De Mistura acknowledged that the Syria cease-fire would be imperfect, but said that the joint monitoring mechanism could help in containing violations and preventing them from escalating.
“I have seen many cessation of hostilities or cease-fires taking place in many conflicts, much less complicated sometimes than this one. And very rarely they are perfect,” de Mistura said. “There has been and there are constant infringements, but the secret is actually to be able to contain it and to avoid it to become a bush fire, which has been the case the other day in Aleppo — that's why it needs to be contained.”
“And an operations center as effective as the one we have been working on can and must do that, and becomes immediate, real-time containment operation, through the influence each side can have,” de Mistura said.
But in a sign that agreement on a joint monitoring mechanism may not shift divergent American and Russian views of culpability in the civil war or on the role of Bashar al-Assad in Syria’s political future, Kerry laid the blame squarely on the Syrian regime for “unconscionable” attacks on three Aleppo-area hospitals and clinics last week that killed dozens of people, and said it had to stop.
“There are three (Aleppo-area) health clinics now, one major hospital, that have been attacked from the air by bombs,” Kerry told journalists at a media stakeout with de Mistura outside Geneva’s Hotel President Wilson May 2. “There are only two air forces flying in that particular area, and the Russians are clear that they were not engaged or flying at that time.”

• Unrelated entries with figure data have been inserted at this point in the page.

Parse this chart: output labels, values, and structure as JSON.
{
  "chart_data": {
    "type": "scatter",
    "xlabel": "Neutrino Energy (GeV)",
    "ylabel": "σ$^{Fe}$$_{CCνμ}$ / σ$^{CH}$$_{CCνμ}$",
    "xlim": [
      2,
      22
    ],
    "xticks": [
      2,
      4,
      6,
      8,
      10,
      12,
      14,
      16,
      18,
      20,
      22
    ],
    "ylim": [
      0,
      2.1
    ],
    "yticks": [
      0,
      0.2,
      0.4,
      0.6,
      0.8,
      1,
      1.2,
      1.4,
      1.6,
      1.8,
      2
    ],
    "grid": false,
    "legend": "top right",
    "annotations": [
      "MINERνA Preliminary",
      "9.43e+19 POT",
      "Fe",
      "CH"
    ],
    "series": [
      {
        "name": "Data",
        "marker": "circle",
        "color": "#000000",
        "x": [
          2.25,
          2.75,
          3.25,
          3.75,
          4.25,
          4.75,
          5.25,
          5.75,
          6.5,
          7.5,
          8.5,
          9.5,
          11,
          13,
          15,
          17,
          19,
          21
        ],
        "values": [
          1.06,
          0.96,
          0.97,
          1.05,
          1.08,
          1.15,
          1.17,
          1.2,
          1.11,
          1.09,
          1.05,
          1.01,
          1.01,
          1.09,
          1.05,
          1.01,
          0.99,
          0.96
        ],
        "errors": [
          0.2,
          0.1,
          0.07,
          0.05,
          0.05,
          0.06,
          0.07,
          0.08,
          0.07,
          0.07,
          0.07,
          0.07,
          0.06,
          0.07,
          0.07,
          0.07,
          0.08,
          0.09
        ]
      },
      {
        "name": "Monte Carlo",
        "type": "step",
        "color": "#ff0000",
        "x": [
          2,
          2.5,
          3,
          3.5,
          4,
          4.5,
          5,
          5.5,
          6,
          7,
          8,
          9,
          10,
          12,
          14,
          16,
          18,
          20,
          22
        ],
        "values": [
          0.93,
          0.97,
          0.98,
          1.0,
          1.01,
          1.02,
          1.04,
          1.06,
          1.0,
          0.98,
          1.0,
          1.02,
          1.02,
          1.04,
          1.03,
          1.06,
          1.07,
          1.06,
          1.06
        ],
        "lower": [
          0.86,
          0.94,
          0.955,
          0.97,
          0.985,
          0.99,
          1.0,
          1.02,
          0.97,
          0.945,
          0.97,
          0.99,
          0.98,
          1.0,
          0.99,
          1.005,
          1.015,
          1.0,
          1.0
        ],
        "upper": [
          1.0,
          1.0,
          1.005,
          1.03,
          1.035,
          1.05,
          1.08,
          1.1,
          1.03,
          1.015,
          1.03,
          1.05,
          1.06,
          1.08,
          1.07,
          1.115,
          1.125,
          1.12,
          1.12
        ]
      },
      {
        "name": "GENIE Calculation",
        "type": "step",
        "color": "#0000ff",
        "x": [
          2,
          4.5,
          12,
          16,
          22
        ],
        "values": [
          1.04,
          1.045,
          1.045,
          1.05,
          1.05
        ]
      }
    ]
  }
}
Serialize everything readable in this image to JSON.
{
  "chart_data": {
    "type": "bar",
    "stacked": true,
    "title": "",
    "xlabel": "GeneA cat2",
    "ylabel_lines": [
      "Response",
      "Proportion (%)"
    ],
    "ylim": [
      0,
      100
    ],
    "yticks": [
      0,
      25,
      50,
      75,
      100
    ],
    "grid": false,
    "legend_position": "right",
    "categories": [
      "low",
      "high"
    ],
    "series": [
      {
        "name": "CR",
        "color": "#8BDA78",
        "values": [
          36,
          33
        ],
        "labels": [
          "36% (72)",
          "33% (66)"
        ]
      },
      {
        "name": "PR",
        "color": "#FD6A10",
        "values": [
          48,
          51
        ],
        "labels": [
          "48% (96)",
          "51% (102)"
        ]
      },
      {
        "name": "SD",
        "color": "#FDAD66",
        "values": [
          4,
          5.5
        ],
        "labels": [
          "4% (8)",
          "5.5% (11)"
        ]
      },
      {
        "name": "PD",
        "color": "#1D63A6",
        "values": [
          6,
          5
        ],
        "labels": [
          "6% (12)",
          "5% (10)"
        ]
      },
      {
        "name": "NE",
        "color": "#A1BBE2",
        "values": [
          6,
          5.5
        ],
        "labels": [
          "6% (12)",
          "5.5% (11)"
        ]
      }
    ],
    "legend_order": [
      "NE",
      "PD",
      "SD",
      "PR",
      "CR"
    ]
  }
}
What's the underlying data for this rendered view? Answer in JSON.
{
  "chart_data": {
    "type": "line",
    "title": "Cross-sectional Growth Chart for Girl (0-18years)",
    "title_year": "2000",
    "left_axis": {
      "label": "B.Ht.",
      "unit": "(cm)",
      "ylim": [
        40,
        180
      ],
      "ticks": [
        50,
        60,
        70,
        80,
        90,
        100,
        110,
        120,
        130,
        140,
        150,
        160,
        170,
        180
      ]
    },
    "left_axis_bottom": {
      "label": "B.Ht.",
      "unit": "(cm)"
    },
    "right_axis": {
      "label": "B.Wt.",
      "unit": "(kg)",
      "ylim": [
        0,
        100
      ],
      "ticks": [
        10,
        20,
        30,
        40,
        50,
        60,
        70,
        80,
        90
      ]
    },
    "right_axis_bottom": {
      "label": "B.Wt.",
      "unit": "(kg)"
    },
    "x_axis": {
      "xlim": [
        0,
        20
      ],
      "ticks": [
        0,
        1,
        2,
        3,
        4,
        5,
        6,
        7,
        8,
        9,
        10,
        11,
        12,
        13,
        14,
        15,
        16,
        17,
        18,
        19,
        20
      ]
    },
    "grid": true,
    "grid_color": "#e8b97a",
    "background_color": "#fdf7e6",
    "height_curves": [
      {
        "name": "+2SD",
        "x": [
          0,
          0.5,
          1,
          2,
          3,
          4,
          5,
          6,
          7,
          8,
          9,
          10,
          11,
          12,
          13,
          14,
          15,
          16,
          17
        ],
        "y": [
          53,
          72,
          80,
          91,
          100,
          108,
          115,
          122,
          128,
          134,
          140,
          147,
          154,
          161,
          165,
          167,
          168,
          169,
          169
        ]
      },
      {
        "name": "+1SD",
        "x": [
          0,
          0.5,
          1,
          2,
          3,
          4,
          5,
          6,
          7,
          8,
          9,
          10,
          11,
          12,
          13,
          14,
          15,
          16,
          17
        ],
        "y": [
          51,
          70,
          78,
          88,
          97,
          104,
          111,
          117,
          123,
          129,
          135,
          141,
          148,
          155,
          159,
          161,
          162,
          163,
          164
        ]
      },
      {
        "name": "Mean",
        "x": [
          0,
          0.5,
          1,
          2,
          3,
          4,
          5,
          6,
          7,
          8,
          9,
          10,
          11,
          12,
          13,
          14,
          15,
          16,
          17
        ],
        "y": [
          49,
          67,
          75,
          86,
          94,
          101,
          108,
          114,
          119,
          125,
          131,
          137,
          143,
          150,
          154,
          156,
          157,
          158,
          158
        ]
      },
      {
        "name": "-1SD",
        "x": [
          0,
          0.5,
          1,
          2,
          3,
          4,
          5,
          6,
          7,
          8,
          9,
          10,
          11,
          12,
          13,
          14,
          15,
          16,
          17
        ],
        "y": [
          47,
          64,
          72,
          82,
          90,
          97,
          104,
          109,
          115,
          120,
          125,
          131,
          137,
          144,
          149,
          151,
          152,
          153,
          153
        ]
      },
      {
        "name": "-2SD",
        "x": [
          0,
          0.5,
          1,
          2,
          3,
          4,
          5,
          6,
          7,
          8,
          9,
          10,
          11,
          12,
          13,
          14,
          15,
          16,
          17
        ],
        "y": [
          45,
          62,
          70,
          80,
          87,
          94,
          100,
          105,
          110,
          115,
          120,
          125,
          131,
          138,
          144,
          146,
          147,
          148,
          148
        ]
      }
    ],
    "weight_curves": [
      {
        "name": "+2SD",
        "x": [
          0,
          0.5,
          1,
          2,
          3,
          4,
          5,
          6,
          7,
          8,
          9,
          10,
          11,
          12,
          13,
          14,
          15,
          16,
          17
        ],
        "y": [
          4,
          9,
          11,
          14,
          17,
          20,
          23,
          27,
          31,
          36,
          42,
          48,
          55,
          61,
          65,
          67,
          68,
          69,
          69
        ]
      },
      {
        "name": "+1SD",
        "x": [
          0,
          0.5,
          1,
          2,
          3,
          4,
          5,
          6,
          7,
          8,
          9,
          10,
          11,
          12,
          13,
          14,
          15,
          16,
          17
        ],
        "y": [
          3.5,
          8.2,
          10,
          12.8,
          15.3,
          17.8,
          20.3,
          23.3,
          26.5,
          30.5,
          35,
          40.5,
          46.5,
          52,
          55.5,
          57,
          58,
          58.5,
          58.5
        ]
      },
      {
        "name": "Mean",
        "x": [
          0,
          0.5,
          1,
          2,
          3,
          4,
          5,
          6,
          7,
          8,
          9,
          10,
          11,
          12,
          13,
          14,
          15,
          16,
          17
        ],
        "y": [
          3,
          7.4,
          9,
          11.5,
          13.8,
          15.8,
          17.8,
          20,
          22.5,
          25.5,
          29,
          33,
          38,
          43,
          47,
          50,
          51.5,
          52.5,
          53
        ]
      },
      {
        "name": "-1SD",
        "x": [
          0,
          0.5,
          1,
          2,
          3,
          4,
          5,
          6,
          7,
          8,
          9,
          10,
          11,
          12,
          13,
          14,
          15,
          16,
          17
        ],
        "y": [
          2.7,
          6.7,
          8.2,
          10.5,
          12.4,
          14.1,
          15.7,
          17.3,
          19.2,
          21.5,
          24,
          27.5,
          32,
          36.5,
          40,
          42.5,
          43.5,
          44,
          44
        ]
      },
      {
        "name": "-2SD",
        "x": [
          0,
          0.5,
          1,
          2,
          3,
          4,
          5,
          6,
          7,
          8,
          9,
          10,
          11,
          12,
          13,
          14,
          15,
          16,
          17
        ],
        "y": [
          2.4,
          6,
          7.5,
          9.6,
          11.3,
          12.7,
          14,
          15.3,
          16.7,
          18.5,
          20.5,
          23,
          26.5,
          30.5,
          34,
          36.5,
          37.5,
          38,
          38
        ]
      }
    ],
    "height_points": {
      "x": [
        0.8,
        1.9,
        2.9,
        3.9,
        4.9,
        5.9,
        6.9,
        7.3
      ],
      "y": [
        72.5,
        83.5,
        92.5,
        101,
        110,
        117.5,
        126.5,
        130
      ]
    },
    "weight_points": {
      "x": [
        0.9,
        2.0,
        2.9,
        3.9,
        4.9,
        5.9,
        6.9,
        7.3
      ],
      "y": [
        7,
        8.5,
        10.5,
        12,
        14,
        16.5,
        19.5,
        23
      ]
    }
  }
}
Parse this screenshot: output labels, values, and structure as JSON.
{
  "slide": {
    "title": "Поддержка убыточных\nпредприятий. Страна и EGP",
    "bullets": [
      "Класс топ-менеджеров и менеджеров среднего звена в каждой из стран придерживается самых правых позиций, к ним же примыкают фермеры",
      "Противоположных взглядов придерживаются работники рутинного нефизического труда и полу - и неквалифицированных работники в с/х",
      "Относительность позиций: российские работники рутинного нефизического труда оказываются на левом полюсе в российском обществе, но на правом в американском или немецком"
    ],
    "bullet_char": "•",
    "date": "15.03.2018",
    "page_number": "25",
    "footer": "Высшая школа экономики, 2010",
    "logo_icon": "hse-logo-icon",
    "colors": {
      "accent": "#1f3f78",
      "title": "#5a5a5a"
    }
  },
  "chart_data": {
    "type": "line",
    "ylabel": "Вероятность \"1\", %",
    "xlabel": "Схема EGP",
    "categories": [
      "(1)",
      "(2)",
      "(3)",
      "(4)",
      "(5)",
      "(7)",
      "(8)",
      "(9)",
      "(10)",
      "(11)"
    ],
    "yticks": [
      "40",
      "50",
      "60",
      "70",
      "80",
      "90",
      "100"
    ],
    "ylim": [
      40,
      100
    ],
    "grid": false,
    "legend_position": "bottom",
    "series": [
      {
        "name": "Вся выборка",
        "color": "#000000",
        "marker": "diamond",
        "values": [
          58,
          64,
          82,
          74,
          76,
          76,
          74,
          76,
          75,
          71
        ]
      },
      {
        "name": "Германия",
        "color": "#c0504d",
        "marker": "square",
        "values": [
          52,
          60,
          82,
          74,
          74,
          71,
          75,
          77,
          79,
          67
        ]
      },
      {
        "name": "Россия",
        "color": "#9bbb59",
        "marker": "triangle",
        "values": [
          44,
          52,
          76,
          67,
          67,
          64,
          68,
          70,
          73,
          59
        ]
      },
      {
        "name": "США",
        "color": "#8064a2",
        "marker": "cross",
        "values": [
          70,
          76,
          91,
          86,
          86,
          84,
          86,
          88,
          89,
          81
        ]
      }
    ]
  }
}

“The regime has clearly indicated the willingness, over a period of time now, to attack first responders, to attack health-care workers and rescue workers,” Kerry said. “And the attack on this hospital is on unconscionable, under any standard anywhere. It has to stop.”
Whether Americans and Russians working out of the same Geneva offices to monitor the cease-fire with the same maps increases the pressure on them, and their leverage over their respective proxies and allies to bring a halt to such atrocities, remains to be seen. Or it could be that the operations center will just become another forum to engage in tit-for-tat sniping between two sides that have fundamentally different views of the Syrian civil war.
Lavrov, for his part, made little secret that he had been resisting a call by de Mistura to hold another meeting of the 20-member International Syria Support Group, and sought to turn blame for the recent fraying of the Syria cease-fire on the other side. As the United States repeatedly calls on Russia to pressure Assad to stop such atrocities as air attacks on hospitals, and to let more humanitarian aid be delivered, Lavrov said Washington should press the Syrian opposition to return to intra-Syrian political talks they walked out of in Geneva last round, in protest to the regime hindering aid access in several areas, not releasing detainees and mounting violations of the cessation of hostilities.
“We call upon … the United States first of all … to use their leverage with the US-led coalition to make sure that there are no ultimatums like this aimed to undermine the peaceful talks,” Lavrov said. “Every decision must be on consensus basis between the opposition and the government, otherwise we will see more risks in this key part of the region.”